Getting permission to work and live in a foreign country has taken eight months, three visits to the Prefecture, two doctors, two lawyers offices on two continents, one trip back to San Francisco and more emails and faxes than I can count. It's a thankless process, but if you ever want to take a stab at it, here's how to do it:

You start by filling out a number of forms and making photocopies of everything from your passport to your college diploma. Then you wait for 2 months. Eventually you get fed up and move to France anyway, knowing that you have 90 days to live there visa-free and surely your visa will be issued within the next 3 months! 4 days before the three months is up you fly back to San Francisco to get your visa from the French consulate (this cannot be issued in France - you have to be outside France when you get the visa. Don't ask me why, because, as is typical, no one can tell me). When you arrive back in France, notice that nobody at customs even glances at your visa (and remember that, although you've been in and out of France all summer, no French customs officer has ever looked at anything but the picture in your passport. Apparently all you need to enter France is a face. German and English customs ask questions, but the French just nod you through every time.)

Now that you're back in France, go to the Prefecture for the first time and sit around all morning waiting for your number to be called. When it's called, receive nothing but a list of what to bring back the next time. Talk to your Parisian lawyer that afternoon, who tells you they've arranged a doctor's appointment to check for TB. Realize that if you were Typhoid Mary then half of Montpellier would be coughing by now because you've already been breathing on people for three months! Start hearing the word "convocation" a lot more often. Get a sketchy explanation that the convocation is your summons to get your carte de sejour and that you will first get a 3 month temporary carte and then will have to go back to get a long stay carte. Wonder if it's really worth all the trouble, since nobody at customs ever seems to care. Rethink that when Dave tells you that the customs man actually asked him for his carte de sejour. Think secretly that Dave must have a more suspicious face than you do.

Attend the doctor's appointment, then return to the Prefecture with even more paperwork and photocopies. Stand in line at 6:30 am to get a number so that you have some hope of getting to work before noon. Hand over a stack of papers an inch thick (including your apartment lease) and receive nothing back. Hear the magic word convocation again but realize they're telling you that this isn't it.

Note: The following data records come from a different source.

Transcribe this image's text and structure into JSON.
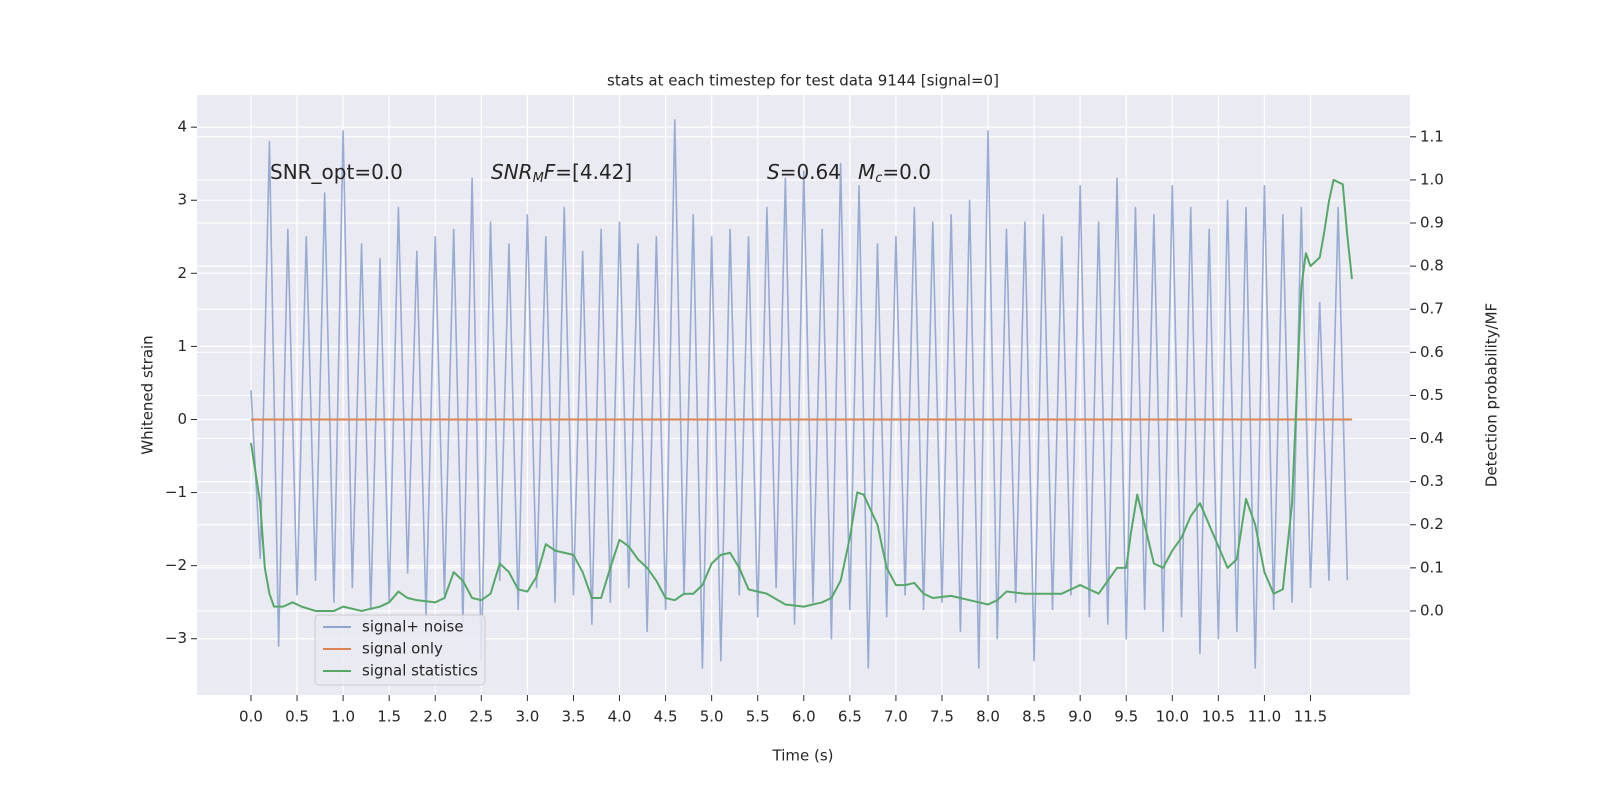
{
  "chart_data": {
    "type": "line",
    "title": "stats at each timestep for test data 9144 [signal=0]",
    "xlabel": "Time (s)",
    "ylabel": "Whitened strain",
    "y2label": "Detection probability/MF",
    "xlim": [
      -0.586,
      12.58
    ],
    "ylim": [
      -3.77,
      4.44
    ],
    "y2lim": [
      -0.195,
      1.197
    ],
    "xticks": [
      {
        "value": 0,
        "label": "0.0"
      },
      0.5,
      {
        "value": 1,
        "label": "1.0"
      },
      1.5,
      {
        "value": 2,
        "label": "2.0"
      },
      2.5,
      {
        "value": 3,
        "label": "3.0"
      },
      3.5,
      {
        "value": 4,
        "label": "4.0"
      },
      4.5,
      {
        "value": 5,
        "label": "5.0"
      },
      5.5,
      {
        "value": 6,
        "label": "6.0"
      },
      6.5,
      {
        "value": 7,
        "label": "7.0"
      },
      7.5,
      {
        "value": 8,
        "label": "8.0"
      },
      8.5,
      {
        "value": 9,
        "label": "9.0"
      },
      9.5,
      {
        "value": 10,
        "label": "10.0"
      },
      10.5,
      {
        "value": 11,
        "label": "11.0"
      },
      11.5
    ],
    "yticks": [
      {
        "value": -3,
        "label": "−3"
      },
      {
        "value": -2,
        "label": "−2"
      },
      {
        "value": -1,
        "label": "−1"
      },
      0,
      1,
      2,
      3,
      4
    ],
    "y2ticks": [
      {
        "value": 0,
        "label": "0.0"
      },
      0.1,
      0.2,
      0.3,
      0.4,
      0.5,
      0.6,
      0.7,
      0.8,
      0.9,
      {
        "value": 1,
        "label": "1.0"
      },
      1.1
    ],
    "grid": true,
    "legend": "lower left",
    "annotations": [
      {
        "parts": [
          {
            "text": "SNR_opt=0.0"
          }
        ]
      },
      {
        "parts": [
          {
            "text": "SNR",
            "style": "italic"
          },
          {
            "text": "M",
            "style": "sub"
          },
          {
            "text": "F",
            "style": "italic"
          },
          {
            "text": "=[4.42]"
          }
        ]
      },
      {
        "parts": [
          {
            "text": "S",
            "style": "italic"
          },
          {
            "text": "=0.64"
          }
        ]
      },
      {
        "parts": [
          {
            "text": "M",
            "style": "italic"
          },
          {
            "text": "c",
            "style": "sub"
          },
          {
            "text": "=0.0"
          }
        ]
      }
    ],
    "series": [
      {
        "name": "signal+ noise",
        "color": "#8fa4cf",
        "x": [
          0.0,
          0.1,
          0.2,
          0.3,
          0.4,
          0.5,
          0.6,
          0.7,
          0.8,
          0.9,
          1.0,
          1.1,
          1.2,
          1.3,
          1.4,
          1.5,
          1.6,
          1.7,
          1.8,
          1.9,
          2.0,
          2.1,
          2.2,
          2.3,
          2.4,
          2.5,
          2.6,
          2.7,
          2.8,
          2.9,
          3.0,
          3.1,
          3.2,
          3.3,
          3.4,
          3.5,
          3.6,
          3.7,
          3.8,
          3.9,
          4.0,
          4.1,
          4.2,
          4.3,
          4.4,
          4.5,
          4.6,
          4.7,
          4.8,
          4.9,
          5.0,
          5.1,
          5.2,
          5.3,
          5.4,
          5.5,
          5.6,
          5.7,
          5.8,
          5.9,
          6.0,
          6.1,
          6.2,
          6.3,
          6.4,
          6.5,
          6.6,
          6.7,
          6.8,
          6.9,
          7.0,
          7.1,
          7.2,
          7.3,
          7.4,
          7.5,
          7.6,
          7.7,
          7.8,
          7.9,
          8.0,
          8.1,
          8.2,
          8.3,
          8.4,
          8.5,
          8.6,
          8.7,
          8.8,
          8.9,
          9.0,
          9.1,
          9.2,
          9.3,
          9.4,
          9.5,
          9.6,
          9.7,
          9.8,
          9.9,
          10.0,
          10.1,
          10.2,
          10.3,
          10.4,
          10.5,
          10.6,
          10.7,
          10.8,
          10.9,
          11.0,
          11.1,
          11.2,
          11.3,
          11.4,
          11.5,
          11.6,
          11.7,
          11.8,
          11.9
        ],
        "values": [
          0.4,
          -1.9,
          3.8,
          -3.1,
          2.6,
          -2.4,
          2.5,
          -2.2,
          3.1,
          -2.5,
          3.95,
          -2.3,
          2.4,
          -2.6,
          2.2,
          -2.5,
          2.9,
          -2.1,
          2.3,
          -2.7,
          2.5,
          -2.4,
          2.6,
          -2.8,
          3.3,
          -3.3,
          2.7,
          -2.2,
          2.4,
          -2.6,
          2.8,
          -2.3,
          2.5,
          -2.5,
          2.9,
          -2.4,
          2.3,
          -2.8,
          2.6,
          -2.5,
          2.7,
          -2.3,
          2.4,
          -2.9,
          2.5,
          -2.6,
          4.1,
          -2.4,
          2.8,
          -3.4,
          2.5,
          -3.3,
          2.6,
          -2.4,
          2.5,
          -2.7,
          2.9,
          -2.3,
          3.3,
          -2.8,
          3.4,
          -2.5,
          2.6,
          -3.0,
          3.5,
          -2.6,
          3.2,
          -3.4,
          2.4,
          -2.7,
          2.5,
          -2.4,
          2.9,
          -2.6,
          2.7,
          -2.5,
          2.8,
          -2.9,
          3.0,
          -3.4,
          3.95,
          -3.0,
          2.6,
          -2.5,
          2.7,
          -3.3,
          2.8,
          -2.6,
          2.5,
          -2.4,
          3.2,
          -2.7,
          2.7,
          -2.8,
          3.3,
          -3.0,
          2.9,
          -2.6,
          2.8,
          -2.9,
          3.2,
          -2.7,
          2.9,
          -3.2,
          2.6,
          -3.0,
          3.0,
          -2.9,
          2.9,
          -3.4,
          3.2,
          -2.6,
          2.8,
          -2.5,
          2.9,
          -2.3,
          1.6,
          -2.2,
          2.9,
          -2.2
        ]
      },
      {
        "name": "signal only",
        "color": "#dd8452",
        "x": [
          0.0,
          11.95
        ],
        "values": [
          0,
          0
        ]
      },
      {
        "name": "signal statistics",
        "color": "#55a868",
        "axis": "y2",
        "x": [
          0.0,
          0.1,
          0.15,
          0.2,
          0.25,
          0.35,
          0.45,
          0.55,
          0.7,
          0.9,
          1.0,
          1.2,
          1.4,
          1.5,
          1.6,
          1.7,
          1.8,
          2.0,
          2.1,
          2.2,
          2.3,
          2.4,
          2.5,
          2.6,
          2.7,
          2.8,
          2.9,
          3.0,
          3.1,
          3.2,
          3.3,
          3.4,
          3.5,
          3.6,
          3.7,
          3.8,
          3.9,
          4.0,
          4.1,
          4.2,
          4.3,
          4.4,
          4.5,
          4.6,
          4.7,
          4.8,
          4.9,
          5.0,
          5.1,
          5.2,
          5.3,
          5.4,
          5.6,
          5.8,
          6.0,
          6.2,
          6.3,
          6.4,
          6.5,
          6.58,
          6.65,
          6.8,
          6.9,
          7.0,
          7.1,
          7.2,
          7.3,
          7.4,
          7.6,
          7.8,
          8.0,
          8.1,
          8.2,
          8.4,
          8.6,
          8.8,
          9.0,
          9.1,
          9.2,
          9.3,
          9.4,
          9.5,
          9.55,
          9.62,
          9.7,
          9.8,
          9.9,
          10.0,
          10.1,
          10.2,
          10.3,
          10.4,
          10.5,
          10.6,
          10.7,
          10.8,
          10.9,
          11.0,
          11.1,
          11.2,
          11.3,
          11.4,
          11.45,
          11.5,
          11.6,
          11.65,
          11.7,
          11.75,
          11.85,
          11.9,
          11.95
        ],
        "values": [
          0.39,
          0.25,
          0.1,
          0.04,
          0.01,
          0.01,
          0.02,
          0.01,
          0.0,
          0.0,
          0.01,
          0.0,
          0.01,
          0.02,
          0.045,
          0.03,
          0.025,
          0.02,
          0.03,
          0.09,
          0.07,
          0.03,
          0.025,
          0.04,
          0.11,
          0.09,
          0.05,
          0.045,
          0.08,
          0.155,
          0.14,
          0.135,
          0.13,
          0.09,
          0.03,
          0.03,
          0.1,
          0.165,
          0.15,
          0.12,
          0.1,
          0.07,
          0.03,
          0.025,
          0.04,
          0.04,
          0.06,
          0.11,
          0.13,
          0.135,
          0.1,
          0.05,
          0.04,
          0.015,
          0.01,
          0.02,
          0.03,
          0.07,
          0.17,
          0.275,
          0.27,
          0.2,
          0.1,
          0.06,
          0.06,
          0.065,
          0.04,
          0.03,
          0.035,
          0.025,
          0.015,
          0.025,
          0.045,
          0.04,
          0.04,
          0.04,
          0.06,
          0.05,
          0.04,
          0.07,
          0.1,
          0.1,
          0.18,
          0.27,
          0.2,
          0.11,
          0.1,
          0.14,
          0.17,
          0.22,
          0.25,
          0.2,
          0.15,
          0.1,
          0.12,
          0.26,
          0.2,
          0.09,
          0.04,
          0.05,
          0.25,
          0.75,
          0.83,
          0.8,
          0.82,
          0.88,
          0.95,
          1.0,
          0.99,
          0.87,
          0.77
        ]
      }
    ]
  }
}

Wait a week. In the mail receive a letter than contains the word convocation! Ask your French teacher to translate because you don't trust your French enough to be sure you're not just hoping the letter says to come anytime to pick up your carte de sejour. She confirms that it says just that, and also that it says to bring another few photocopies, just for good measure.

Which brings us to last Tuesday morning. After all that, actually picking up the cartes is anti-climactic. Somehow I seemed to have skipped the 3 month temporary carte step and now am the proud owner of a long term stay residence permit. It's good for up to 3 years total, but must be renewed every August. Dave, however, is still in temporary-land. I knew he looked suspicious. Why I skipped a step is unclear to me, although by now I know better than to ask - that way lies madness.

Heat and gas now back on, cartes de sejour in hand, we headed into work for the rest of the week. On Thursday morning I got an email from the director of program management at my company, who I've been talking to about changing jobs. After 8 years in software testing I'm feeling pretty burned out and ready to make a change. Program management, the co-ordination of all aspects of getting a project to market, has interested me for quite a while, and it seemed like a good time to take the plunge. The email was confirmation of the transfer, which I'm both happy and somewhat nervous about.

But don't ask me about that, because I can't tell you.